Learning Experiments
In a series of learning experiments, I would like to count the number of participants in each experiment that improved their performance in subsequent experiments (Rank 1 is highest). In addition, I would also like to count the number of participants in each experiment that subsequently reached the top rank.
Here is a short, sanitized version of the learning experiment csv file that I have loaded into a pandas dataframe (df_learning).

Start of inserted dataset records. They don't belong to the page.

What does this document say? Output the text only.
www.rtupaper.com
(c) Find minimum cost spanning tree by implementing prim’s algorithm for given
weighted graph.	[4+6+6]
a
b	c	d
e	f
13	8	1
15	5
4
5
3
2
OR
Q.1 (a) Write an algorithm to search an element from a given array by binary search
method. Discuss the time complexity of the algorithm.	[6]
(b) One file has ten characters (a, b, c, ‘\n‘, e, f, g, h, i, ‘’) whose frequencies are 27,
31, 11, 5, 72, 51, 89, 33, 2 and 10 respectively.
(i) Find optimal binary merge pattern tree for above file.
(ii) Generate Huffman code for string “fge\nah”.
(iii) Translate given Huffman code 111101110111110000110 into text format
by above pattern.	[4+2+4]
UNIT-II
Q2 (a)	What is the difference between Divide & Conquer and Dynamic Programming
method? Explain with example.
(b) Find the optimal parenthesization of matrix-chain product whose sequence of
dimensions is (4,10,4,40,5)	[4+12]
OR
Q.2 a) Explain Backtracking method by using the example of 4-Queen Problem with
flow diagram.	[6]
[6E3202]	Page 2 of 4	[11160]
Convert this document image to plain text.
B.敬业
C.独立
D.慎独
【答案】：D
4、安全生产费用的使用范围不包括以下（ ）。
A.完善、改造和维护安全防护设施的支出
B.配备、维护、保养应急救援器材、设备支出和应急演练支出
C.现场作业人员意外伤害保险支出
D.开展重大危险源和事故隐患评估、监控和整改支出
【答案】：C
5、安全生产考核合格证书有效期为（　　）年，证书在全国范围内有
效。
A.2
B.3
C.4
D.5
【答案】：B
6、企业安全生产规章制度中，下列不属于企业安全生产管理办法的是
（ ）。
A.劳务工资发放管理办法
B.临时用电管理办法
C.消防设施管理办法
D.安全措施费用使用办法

| Experiment | Subject | Rank |
|---|---|---|
| A | Alpha | 1 |
| A | Bravo | 2 |
| A | Charlie | 3 |
| A | Delta | 4 |
| A | Echo | 5 |
| B | Alpha | 1 |
| B | Charlie | 2 |
| B | Echo | 3 |
| B | Foxtrot | 4 |
| B | Golf | 5 |
| B | India | 6 |
| B | Juliet | 7 |
| C | Juliet | 1 |
| C | Bravo | 2 |
| C | Charlie | 3 |
Please advise?
CodePudding user response:
You can use a groupby.cummax, then boolean indexing:
m = df['Rank'].sub(df.groupby('Subject')['Rank'].cummax()).lt(0)
improved_rank = df.loc[m, 'Subject'].unique()
output: ['Charlie', 'Echo', 'Juliet']
reached_top_rank = df.loc[m&df['Rank'].eq(1), 'Subject'].unique()
output: ['Juliet']